For a moment this morning, it looked like the vote for a new Georgian parliament had produced the worst possible outcome: a victory for the opposition Georgian Dream coalition in the popular vote, but with a majority of seats going to Saakashvili's incumbent United National Movement. That would have guaranteed weeks of unrest in the streets and accusations of a stolen election.
What actually happened may turn out to be the best of all possible results: namely a win for the opposition and -- most important -- an admission of defeat by Saakashvili, once seen as the region's best hope for democracy, but more recently lumped with other regional leaders as an autocrat.

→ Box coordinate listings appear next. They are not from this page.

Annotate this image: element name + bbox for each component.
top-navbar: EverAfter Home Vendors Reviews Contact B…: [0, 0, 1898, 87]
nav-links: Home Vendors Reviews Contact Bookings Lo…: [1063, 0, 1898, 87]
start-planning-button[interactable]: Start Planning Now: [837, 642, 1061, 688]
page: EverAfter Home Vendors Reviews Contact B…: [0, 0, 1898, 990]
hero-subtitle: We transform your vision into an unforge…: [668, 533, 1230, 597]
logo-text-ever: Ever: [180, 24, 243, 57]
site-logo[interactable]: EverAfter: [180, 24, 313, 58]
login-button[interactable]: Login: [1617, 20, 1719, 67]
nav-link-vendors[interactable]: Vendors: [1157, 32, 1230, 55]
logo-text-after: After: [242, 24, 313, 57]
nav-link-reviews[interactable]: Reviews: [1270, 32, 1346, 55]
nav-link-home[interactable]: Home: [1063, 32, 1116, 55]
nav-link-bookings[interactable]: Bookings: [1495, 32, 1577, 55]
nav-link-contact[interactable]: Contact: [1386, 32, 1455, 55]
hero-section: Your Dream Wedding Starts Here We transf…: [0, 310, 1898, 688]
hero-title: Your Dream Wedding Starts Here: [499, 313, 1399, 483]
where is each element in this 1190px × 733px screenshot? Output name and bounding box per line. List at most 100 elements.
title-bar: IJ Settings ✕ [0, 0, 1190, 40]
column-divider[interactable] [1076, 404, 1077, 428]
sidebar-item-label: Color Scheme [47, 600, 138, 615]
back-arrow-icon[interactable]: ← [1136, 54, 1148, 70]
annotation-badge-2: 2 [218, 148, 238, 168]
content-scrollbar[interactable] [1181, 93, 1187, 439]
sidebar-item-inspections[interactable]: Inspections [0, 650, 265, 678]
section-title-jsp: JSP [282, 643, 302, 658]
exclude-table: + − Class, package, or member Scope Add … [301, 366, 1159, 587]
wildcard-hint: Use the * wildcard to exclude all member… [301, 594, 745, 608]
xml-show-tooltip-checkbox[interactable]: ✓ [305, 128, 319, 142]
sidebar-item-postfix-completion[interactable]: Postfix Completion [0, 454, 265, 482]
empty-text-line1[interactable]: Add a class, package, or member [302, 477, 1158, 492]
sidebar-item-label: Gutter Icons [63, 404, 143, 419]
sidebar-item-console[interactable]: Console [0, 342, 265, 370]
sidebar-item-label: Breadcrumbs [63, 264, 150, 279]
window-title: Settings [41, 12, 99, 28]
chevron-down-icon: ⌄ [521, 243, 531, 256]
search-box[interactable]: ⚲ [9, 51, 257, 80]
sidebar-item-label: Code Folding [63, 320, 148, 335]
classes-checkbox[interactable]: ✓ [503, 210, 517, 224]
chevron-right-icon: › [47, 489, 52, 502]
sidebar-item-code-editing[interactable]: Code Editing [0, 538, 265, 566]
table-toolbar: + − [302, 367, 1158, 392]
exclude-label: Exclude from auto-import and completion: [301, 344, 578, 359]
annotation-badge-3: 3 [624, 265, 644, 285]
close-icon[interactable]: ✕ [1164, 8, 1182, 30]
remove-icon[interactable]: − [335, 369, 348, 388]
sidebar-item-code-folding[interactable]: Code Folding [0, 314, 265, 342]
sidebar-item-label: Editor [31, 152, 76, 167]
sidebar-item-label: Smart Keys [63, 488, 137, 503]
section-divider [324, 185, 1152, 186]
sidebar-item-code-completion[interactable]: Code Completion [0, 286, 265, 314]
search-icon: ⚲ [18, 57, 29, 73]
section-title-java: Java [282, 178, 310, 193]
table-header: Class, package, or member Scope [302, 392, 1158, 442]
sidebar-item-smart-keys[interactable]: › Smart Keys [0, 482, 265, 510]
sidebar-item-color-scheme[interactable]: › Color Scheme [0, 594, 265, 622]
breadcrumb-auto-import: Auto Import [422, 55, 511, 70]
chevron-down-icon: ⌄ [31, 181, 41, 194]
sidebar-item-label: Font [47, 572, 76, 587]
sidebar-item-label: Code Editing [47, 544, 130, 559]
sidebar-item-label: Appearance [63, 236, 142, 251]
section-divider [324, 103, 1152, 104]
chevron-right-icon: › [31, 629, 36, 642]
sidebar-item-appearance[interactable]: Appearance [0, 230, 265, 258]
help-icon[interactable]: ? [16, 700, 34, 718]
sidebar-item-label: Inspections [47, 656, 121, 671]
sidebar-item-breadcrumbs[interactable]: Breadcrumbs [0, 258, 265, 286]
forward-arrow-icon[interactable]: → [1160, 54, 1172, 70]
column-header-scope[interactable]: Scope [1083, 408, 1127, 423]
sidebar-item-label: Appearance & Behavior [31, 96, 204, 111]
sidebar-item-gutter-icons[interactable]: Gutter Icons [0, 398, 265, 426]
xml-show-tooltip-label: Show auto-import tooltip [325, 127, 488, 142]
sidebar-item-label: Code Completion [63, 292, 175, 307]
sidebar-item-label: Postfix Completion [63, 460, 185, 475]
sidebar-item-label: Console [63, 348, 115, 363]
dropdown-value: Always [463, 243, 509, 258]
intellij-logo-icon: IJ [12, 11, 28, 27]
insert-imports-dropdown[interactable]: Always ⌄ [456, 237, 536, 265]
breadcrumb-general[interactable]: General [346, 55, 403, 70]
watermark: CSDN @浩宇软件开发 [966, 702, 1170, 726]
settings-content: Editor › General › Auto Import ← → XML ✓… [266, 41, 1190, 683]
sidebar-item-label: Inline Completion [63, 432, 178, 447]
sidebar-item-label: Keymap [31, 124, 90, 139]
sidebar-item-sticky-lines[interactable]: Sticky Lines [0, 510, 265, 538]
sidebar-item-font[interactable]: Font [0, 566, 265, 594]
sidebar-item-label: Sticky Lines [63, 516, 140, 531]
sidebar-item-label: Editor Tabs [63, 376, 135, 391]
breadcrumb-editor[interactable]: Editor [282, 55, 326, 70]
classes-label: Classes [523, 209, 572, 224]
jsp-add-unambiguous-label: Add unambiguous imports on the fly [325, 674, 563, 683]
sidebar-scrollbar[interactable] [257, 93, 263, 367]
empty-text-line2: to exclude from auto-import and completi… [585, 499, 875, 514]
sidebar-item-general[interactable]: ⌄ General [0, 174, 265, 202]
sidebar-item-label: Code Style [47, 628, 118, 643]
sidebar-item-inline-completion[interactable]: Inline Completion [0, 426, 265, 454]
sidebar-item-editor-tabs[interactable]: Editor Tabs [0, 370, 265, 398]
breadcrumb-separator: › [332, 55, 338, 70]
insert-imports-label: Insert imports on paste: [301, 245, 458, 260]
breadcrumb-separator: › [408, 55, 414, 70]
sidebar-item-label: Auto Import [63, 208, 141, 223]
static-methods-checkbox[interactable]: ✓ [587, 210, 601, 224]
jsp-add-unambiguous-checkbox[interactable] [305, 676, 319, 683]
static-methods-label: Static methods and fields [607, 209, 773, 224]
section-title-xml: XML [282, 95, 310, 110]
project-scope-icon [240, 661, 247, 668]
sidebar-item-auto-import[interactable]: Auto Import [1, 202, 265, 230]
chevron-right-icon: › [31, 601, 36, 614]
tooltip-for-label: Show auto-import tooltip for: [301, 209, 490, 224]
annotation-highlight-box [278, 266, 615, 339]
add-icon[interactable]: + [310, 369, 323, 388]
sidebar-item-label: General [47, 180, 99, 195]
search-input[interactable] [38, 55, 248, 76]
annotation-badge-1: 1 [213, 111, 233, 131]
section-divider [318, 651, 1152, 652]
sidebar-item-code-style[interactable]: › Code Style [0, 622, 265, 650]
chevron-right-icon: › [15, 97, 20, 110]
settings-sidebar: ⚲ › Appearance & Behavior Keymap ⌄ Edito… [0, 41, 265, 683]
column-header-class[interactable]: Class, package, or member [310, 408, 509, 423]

Bidzina Ivanishvili, the billionaire who funded the opposition and declared victory, now has a chance to show if he really is the better man to lead Georgia. His first reaction -- to call for Saakashvili to step down as president before his term expires next year -- was not a good sign. Ivanishvili should abide by the same constitution that just won him victory.
What Georgia has a chance to do now is to have its first real experience of power-sharing and next year, to execute its first ever complete transfer of power through the ballot box. This is tough stuff. The level of rancor between the two sides and the temptation to secure revenge mean that the odds are stacked against success. Either or both men may well balk.
Saakashvili, for all his faults, has done a lot for Georgia. The election result was an upset relative to most polling during the election campaign, which mostly put the ruling party in the lead. In all probability, the vote was turned by the release of horrific prison torture videos in the final days. Those videos stirred popular outrage against Saakashvili's government, which had failed to address a well-known problem in the country's jails and paid the price.
It may be that nothing Saakashvili has done before will prove as important as the simple act of conceding defeat. It has become fashionable to paint the Georgian leader as an ogre, with a worse record on political and human rights than Putin. But these elections, though far from perfect, were not fake; police didn't break up opposition rallies; Saakashvili appeared to have ruled himself out of a Putin-style switch to prime minister, even before the loses; and there were TV stations on air (if not nationally) that were able and willing to show the torture video and promote the opposition.
Russia's political opposition would doubtless like to have that kind of autocracy.